I set about contacting the Company B salesperson, with repeated emails and phone messages. A week later, he got back to me with

  • links to background on their product
  • some numbers on how many units they’d sold to Gadgetron at various times over an unspecified period
  • a phone number for the IT buyer at Gadgetron.

Dead end on the roadI studied the materials and called the number. Sure enough, the IT folks at Gadgetron did indeed love  Company B’s  product. But the buyer’s numbers for how many products they’d purchased were considerably lower than the numbers from Company B. I also found out, at the end of the 30-minute interview, that Gadgetron’s PR department does not let employees endorse products, so I couldn’t quote any of the nice things the buyer told me. When I reported all this back to the Company B PR woman, she said “Well, can’t you write something?”

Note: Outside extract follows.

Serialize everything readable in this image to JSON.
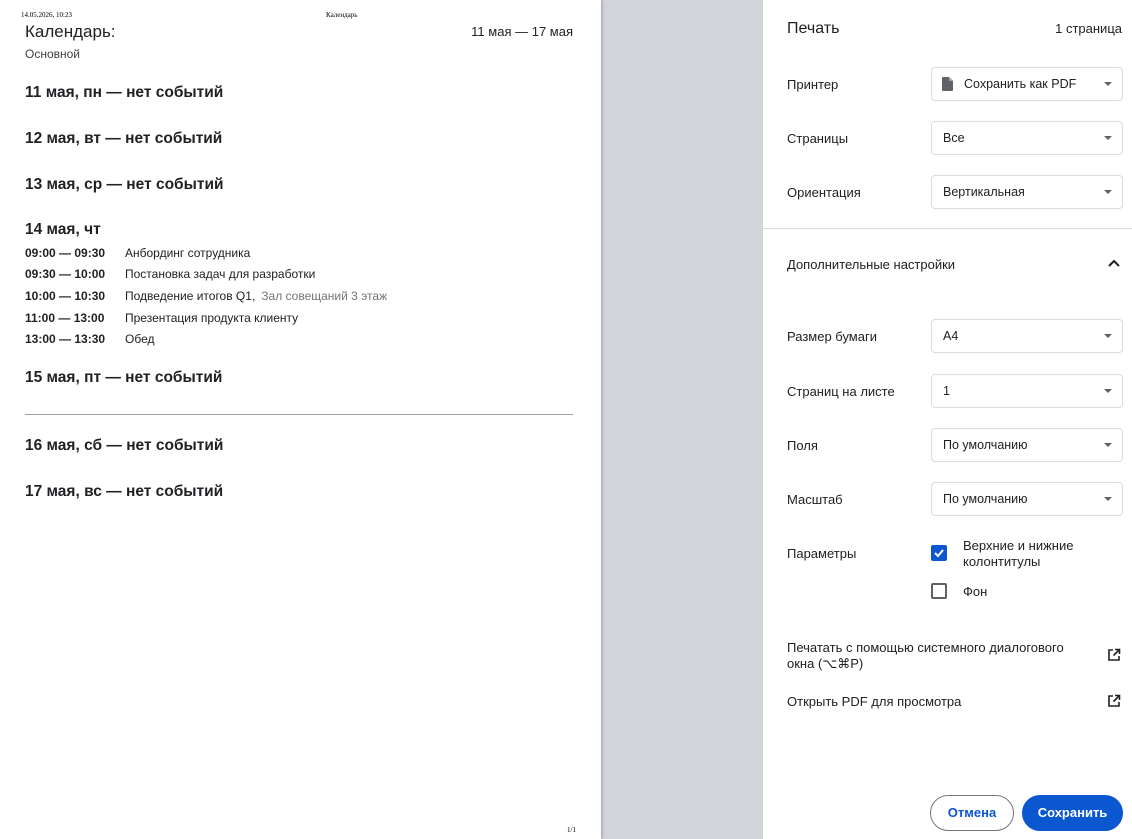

It was downhill from there. I  called the Gadgetron PR guy, who’d never heard of Company B. He said I needed to send him all of my interview questions and he’d see if he could get an executive to comment. Emails went back and forth, and eventually he sent a feeble quote to the effect that “Gadgetron believes that every company needs to buy products such as those made by Company B and other companies.” A photo? Get real.

By now, the PR person at Company B was impatient and exasperated. She sent me the original email from the salesperson, full of vague claims and what I now knew to be overstated numbers, and suggested that based on that I should be able to write some sort of case study. When I suggested that she ask the VP of sales at Company B to call one of the executives at Gadgetron, her response was that she couldn’t “bother” the VP of sales with “that sort of thing.” They’d hired me because I write testimonials, she noted, so why hadn’t I written one? With a sigh, I emailed her the name of her PR counterpart at Gadgetron — along with an invoice for the four hours of my time spent failing to write her testimonial.

The Bottom Line

If the second scenario above sounds familiar, it’s time to make some changes. If you’re the PR person, take a lesson from Company A (or, better yet, look for a job at Company A). If you’re the writer, take a firm stand. Say that you’ll be happy to conduct and write up an interview with an executive at their client company — as soon as they line one up for you.